On the other hand, in the measurement sample, natural nuclide is distributed uniformly over the entire surface, while the radioactive substance to be managed is distributed locally, which is a technology to determine the presence or absence of radioactive contamination as well. It's being used. Although autoradiography and imaging plates are used in this technique, they do not count the number of radiation, but accumulate and evaluate the amount of energy received by the radiation, and in imaging plates, Because there is also the effect of fading, it is difficult to evaluate the radioactivity (destruction variables per second), and its application to radiation measurement (a radiation measurement apparatus) is unsuitable.

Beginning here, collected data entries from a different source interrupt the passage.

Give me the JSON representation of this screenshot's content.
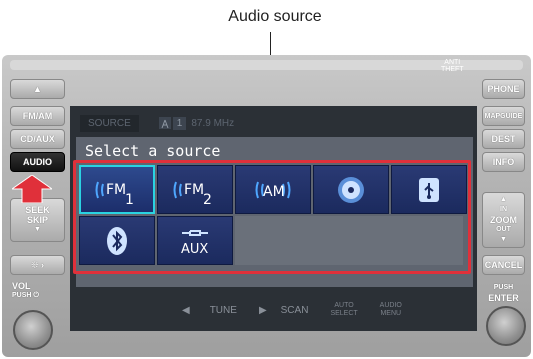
{
  "annotation": {
    "caption": "Audio source"
  },
  "unit": {
    "anti_theft_line1": "ANTI",
    "anti_theft_line2": "THEFT",
    "left_buttons": {
      "eject": "▲",
      "fm_am": "FM/AM",
      "cd_aux": "CD/AUX",
      "audio": "AUDIO",
      "seek_skip_line1": "SEEK",
      "seek_skip_line2": "SKIP",
      "preset": "❊ ›",
      "vol_line1": "VOL",
      "vol_line2": "PUSH ⏻"
    },
    "right_buttons": {
      "phone": "PHONE",
      "mapguide": "MAPGUIDE",
      "dest": "DEST",
      "info": "INFO",
      "zoom_in": "IN",
      "zoom": "ZOOM",
      "zoom_out": "OUT",
      "cancel": "CANCEL",
      "push_line1": "PUSH",
      "push_line2": "ENTER"
    }
  },
  "screen": {
    "status": {
      "source": "SOURCE",
      "channel": "1",
      "frequency": "87.9 MHz"
    },
    "dialog": {
      "title": "Select a source",
      "sources": [
        {
          "name": "FM1",
          "icon": "fm1-icon",
          "selected": true
        },
        {
          "name": "FM2",
          "icon": "fm2-icon",
          "selected": false
        },
        {
          "name": "AM",
          "icon": "am-icon",
          "selected": false
        },
        {
          "name": "CD",
          "icon": "disc-icon",
          "selected": false
        },
        {
          "name": "USB",
          "icon": "usb-icon",
          "selected": false
        },
        {
          "name": "Bluetooth",
          "icon": "bluetooth-icon",
          "selected": false
        },
        {
          "name": "AUX",
          "icon": "aux-icon",
          "selected": false
        }
      ]
    },
    "controls": {
      "tune": "TUNE",
      "scan": "SCAN",
      "auto_select_line1": "AUTO",
      "auto_select_line2": "SELECT",
      "audio_menu_line1": "AUDIO",
      "audio_menu_line2": "MENU"
    }
  },
  "colors": {
    "frame": "#e0303a",
    "selection": "#2ad3e2",
    "tile": "#1b2a5e",
    "callout_arrow": "#e0303a"
  }
}
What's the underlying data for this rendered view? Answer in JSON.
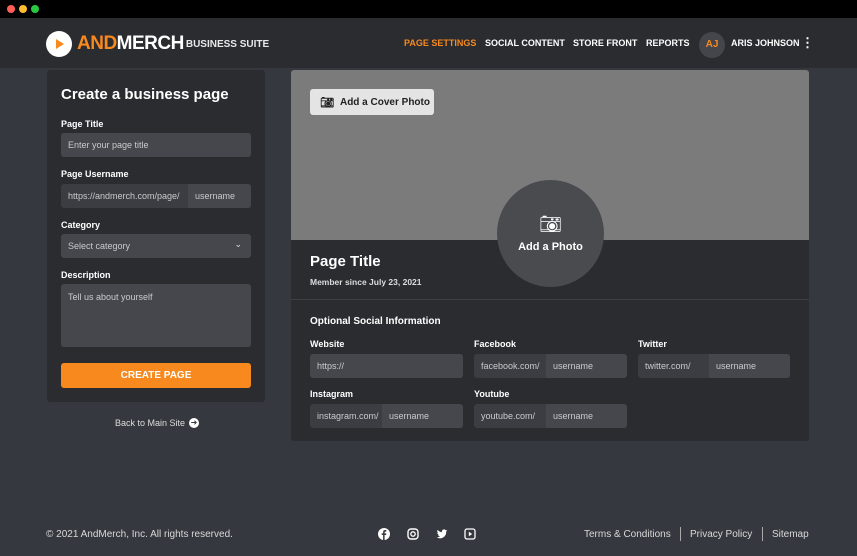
{
  "window": {
    "controls": [
      "#ff5f57",
      "#febc2e",
      "#28c840"
    ]
  },
  "header": {
    "logo_text_a": "AND",
    "logo_text_b": "MERCH",
    "suite": "BUSINESS SUITE",
    "nav": [
      {
        "label": "PAGE SETTINGS",
        "active": true
      },
      {
        "label": "SOCIAL CONTENT"
      },
      {
        "label": "STORE FRONT"
      },
      {
        "label": "REPORTS"
      }
    ],
    "user": {
      "initials": "AJ",
      "name": "ARIS JOHNSON"
    }
  },
  "colors": {
    "accent": "#f7891e"
  },
  "form": {
    "title": "Create a business page",
    "page_title_label": "Page Title",
    "page_title_placeholder": "Enter your page title",
    "username_label": "Page Username",
    "username_prefix": "https://andmerch.com/page/",
    "username_placeholder": "username",
    "category_label": "Category",
    "category_value": "Select category",
    "description_label": "Description",
    "description_placeholder": "Tell us about yourself",
    "submit": "CREATE PAGE",
    "back": "Back to Main Site"
  },
  "preview": {
    "cover_button": "Add a Cover Photo",
    "photo_button": "Add a Photo",
    "page_title": "Page Title",
    "member_since": "Member since July 23, 2021",
    "social_title": "Optional Social Information",
    "website_label": "Website",
    "website_placeholder": "https://",
    "facebook_label": "Facebook",
    "facebook_prefix": "facebook.com/",
    "twitter_label": "Twitter",
    "twitter_prefix": "twitter.com/",
    "instagram_label": "Instagram",
    "instagram_prefix": "instagram.com/",
    "youtube_label": "Youtube",
    "youtube_prefix": "youtube.com/",
    "username_placeholder": "username"
  },
  "footer": {
    "copyright": "© 2021 AndMerch, Inc. All rights reserved.",
    "links": [
      "Terms & Conditions",
      "Privacy Policy",
      "Sitemap"
    ],
    "social_icons": [
      "facebook-icon",
      "instagram-icon",
      "twitter-icon",
      "youtube-icon"
    ]
  }
}
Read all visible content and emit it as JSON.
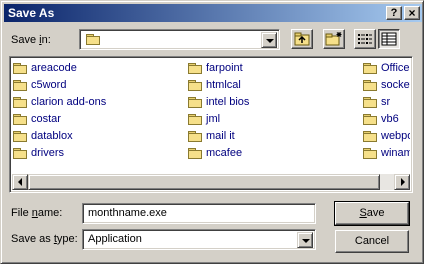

International Publication No. 2012/133796

“Study on α-ray wave height discrimination with ZnS (Ag) scintillation detector”, JAEA-Research 2008-107 p30-31 "Quantification of Long Half-Life Radioactive Substances Using Time Interval Analysis Technology" Cycle Mechanism Technical Report No. 24 2004.9 p39-45

  The conventional radiation measuring method and measuring apparatus have difficulty in measuring and evaluating radiation derived from the radioactive substance to be managed in a short time in an environment where the radioactive substance to be managed and other radioactive substances coexist.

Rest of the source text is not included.